От того дня у меня осталось воспоминание, как мы вчетвером собрались в ванной комнате в бабушкином доме. Бабушка только что вылезла из ванны и наносила на все тело присыпку с помощью большой желтой пуховки. Однажды, когда я была совсем маленькой, бабуля поставила мне клизму, и с тех пор я ее побаивалась, помня, как много силы в ее худом теле. Тем не менее голой бабушка казалась ранимой, хрупкой, как черепаха без панциря. Голая мама выглядела гораздо привлекательней.
В те годы женское нижнее белье напоминало доспехи средневекового рыцаря: чулки плотные до того, что их можно поставить в угол, а лифчик выглядел как две ракеты. Мама расстегнула пояс, который упал к ее ногам и съежился. Зачем в такую жару она носила этот пояс, не представляю. Его пластиковая пряжка оставила у нее на животе след, похожий на отпечаток бриллианта. Рядом с этим отпечатком я заметила небольшой шрам, который остался у нее после моих родов. Мать вошла в воду с грацией натурщицы, которой она подрабатывала во время учебы в школе искусств в 1940-е. Тело, как изгибы виолончели.

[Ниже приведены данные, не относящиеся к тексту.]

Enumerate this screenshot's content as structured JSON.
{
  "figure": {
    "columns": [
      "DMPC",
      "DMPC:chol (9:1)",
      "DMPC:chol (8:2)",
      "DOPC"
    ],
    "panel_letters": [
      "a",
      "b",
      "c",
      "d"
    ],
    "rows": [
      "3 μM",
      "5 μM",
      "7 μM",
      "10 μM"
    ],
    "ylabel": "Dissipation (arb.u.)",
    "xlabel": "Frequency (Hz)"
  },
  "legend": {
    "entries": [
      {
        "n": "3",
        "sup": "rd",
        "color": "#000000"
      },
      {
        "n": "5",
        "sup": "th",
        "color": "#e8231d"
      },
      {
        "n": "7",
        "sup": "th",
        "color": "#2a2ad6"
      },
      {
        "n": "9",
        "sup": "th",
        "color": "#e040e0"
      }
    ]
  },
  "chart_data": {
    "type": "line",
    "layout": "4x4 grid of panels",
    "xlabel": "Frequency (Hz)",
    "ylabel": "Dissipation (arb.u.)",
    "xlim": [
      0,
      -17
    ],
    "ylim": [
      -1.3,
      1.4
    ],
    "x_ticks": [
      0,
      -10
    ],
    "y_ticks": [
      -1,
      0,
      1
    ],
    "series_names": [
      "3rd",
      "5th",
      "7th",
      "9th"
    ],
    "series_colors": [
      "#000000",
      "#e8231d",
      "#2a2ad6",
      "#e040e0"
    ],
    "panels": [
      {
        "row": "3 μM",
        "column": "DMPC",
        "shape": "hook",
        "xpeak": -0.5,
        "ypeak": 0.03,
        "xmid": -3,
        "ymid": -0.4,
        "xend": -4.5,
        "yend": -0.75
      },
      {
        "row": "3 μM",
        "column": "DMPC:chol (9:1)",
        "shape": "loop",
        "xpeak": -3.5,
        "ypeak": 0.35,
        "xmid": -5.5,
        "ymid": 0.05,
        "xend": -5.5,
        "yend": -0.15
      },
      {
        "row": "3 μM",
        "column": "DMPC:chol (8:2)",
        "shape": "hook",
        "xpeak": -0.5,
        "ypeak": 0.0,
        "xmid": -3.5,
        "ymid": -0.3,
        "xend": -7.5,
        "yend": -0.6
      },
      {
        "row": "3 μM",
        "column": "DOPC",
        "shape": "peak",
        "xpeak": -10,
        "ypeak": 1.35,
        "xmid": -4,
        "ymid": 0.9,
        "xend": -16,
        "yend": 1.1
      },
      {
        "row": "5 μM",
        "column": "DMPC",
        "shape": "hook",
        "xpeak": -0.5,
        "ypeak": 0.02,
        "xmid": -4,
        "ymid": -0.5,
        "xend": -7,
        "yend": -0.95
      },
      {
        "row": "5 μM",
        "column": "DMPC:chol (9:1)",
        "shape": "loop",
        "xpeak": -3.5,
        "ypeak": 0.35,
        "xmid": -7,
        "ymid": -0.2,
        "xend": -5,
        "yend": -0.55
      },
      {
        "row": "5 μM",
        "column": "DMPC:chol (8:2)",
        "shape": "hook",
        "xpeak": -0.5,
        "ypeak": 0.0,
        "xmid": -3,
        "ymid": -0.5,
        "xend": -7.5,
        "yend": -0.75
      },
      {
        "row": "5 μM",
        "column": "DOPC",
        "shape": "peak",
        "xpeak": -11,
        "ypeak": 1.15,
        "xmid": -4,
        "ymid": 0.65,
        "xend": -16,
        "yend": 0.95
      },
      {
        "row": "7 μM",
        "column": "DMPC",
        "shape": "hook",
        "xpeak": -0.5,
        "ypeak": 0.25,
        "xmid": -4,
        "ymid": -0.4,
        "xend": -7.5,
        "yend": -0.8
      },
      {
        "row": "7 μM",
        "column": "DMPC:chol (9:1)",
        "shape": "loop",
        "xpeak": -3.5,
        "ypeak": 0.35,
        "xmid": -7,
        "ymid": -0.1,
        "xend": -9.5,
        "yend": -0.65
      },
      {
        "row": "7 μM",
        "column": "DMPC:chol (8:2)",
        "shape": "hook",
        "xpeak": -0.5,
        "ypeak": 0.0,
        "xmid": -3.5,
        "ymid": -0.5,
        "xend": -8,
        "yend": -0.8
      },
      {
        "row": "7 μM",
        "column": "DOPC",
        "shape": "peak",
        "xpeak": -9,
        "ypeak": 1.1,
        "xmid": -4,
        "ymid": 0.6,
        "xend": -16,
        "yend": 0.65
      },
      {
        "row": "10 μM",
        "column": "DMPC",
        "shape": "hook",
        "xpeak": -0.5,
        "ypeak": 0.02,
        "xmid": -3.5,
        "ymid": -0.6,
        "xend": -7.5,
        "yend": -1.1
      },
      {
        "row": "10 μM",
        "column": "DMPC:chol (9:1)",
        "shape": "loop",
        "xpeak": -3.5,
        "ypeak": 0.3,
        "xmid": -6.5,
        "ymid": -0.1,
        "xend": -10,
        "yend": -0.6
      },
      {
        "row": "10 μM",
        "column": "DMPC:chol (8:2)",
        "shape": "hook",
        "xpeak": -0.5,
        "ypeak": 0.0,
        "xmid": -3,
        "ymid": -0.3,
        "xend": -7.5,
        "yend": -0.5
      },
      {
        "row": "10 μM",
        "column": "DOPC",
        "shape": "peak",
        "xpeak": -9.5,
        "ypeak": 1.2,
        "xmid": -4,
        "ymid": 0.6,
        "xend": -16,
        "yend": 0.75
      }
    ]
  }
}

Я сидела на унитазе в ожидании своей очереди и играла с зажимами для волос. Они были стальными, с зубчиками, оставлявшими следы на пальцах. Бабушка рассматривала свое бедро и одновременно завивала крашеные волосы перед раковиной. Она сказала Лише, чтобы та прополоскала в раковине мамины чулки, но сестра продолжала задумчиво надевать на руку и стягивать чулок, как змеиную кожу. Бабушка бросила на Лишу взгляд, означающий «Пошевеливайся!». Я попыталась забрать второй чулок у сестры, но не тут-то было.

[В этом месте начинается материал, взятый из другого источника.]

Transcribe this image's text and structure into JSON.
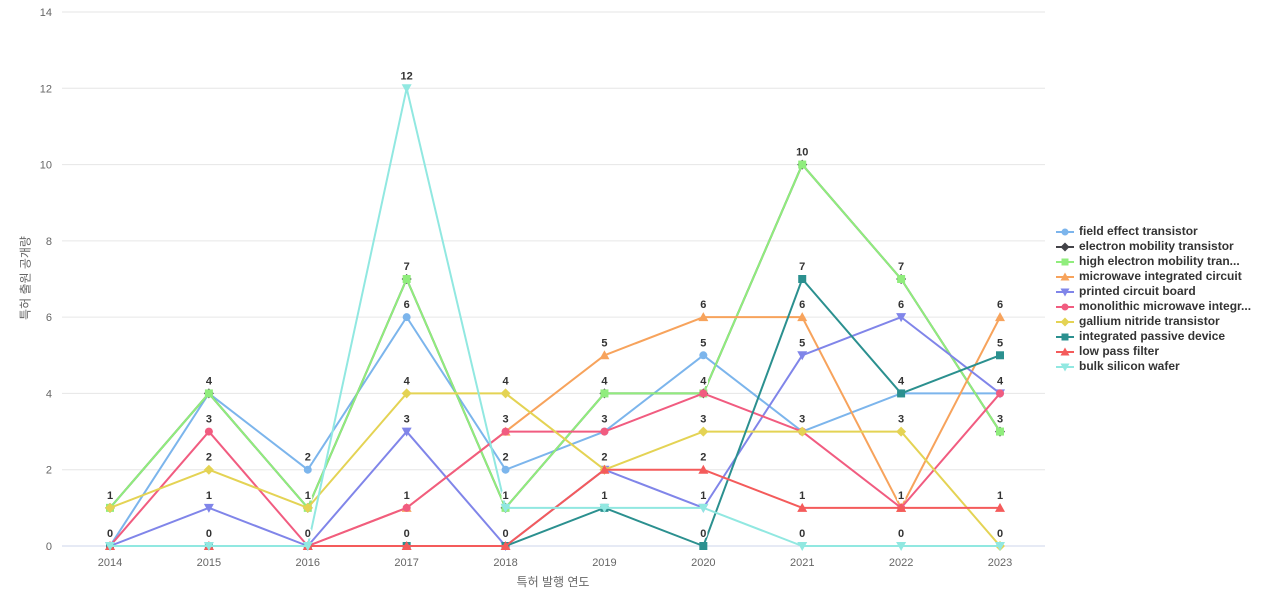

– Чарли Мэри, нельзя воспитывать детей, как язычников. Маленькая у тебя даже шнурки не умеет завязывать, – укоризненно произнесла бабушка.
Я не стала оправдываться, а поднялась с унитаза и сняла с себя трусы в красных яблоках. Лиша научилась завязывать узлы в три года. Когда сестре исполнилось пять лет, бабушка научила ее плести кружева. Лиша моментально сплела десяток салфеток. Бабушка разложила их на диване, чтобы закрыть потертые места. Сколько бы мне ни показывали, как завязывать шнурки, я была не в состоянии заставить свои пальцы повторить эту операцию. В то время окружающие считали, что я не столько глупая, сколько упрямая.
Мать отмокала в ванной с мятно-зеленой салфеткой из махровой ткани на лице. Я вспоминаю бабушкин дом как место, где мама молчала, а бабушка постоянно тараторила и учила ее жить.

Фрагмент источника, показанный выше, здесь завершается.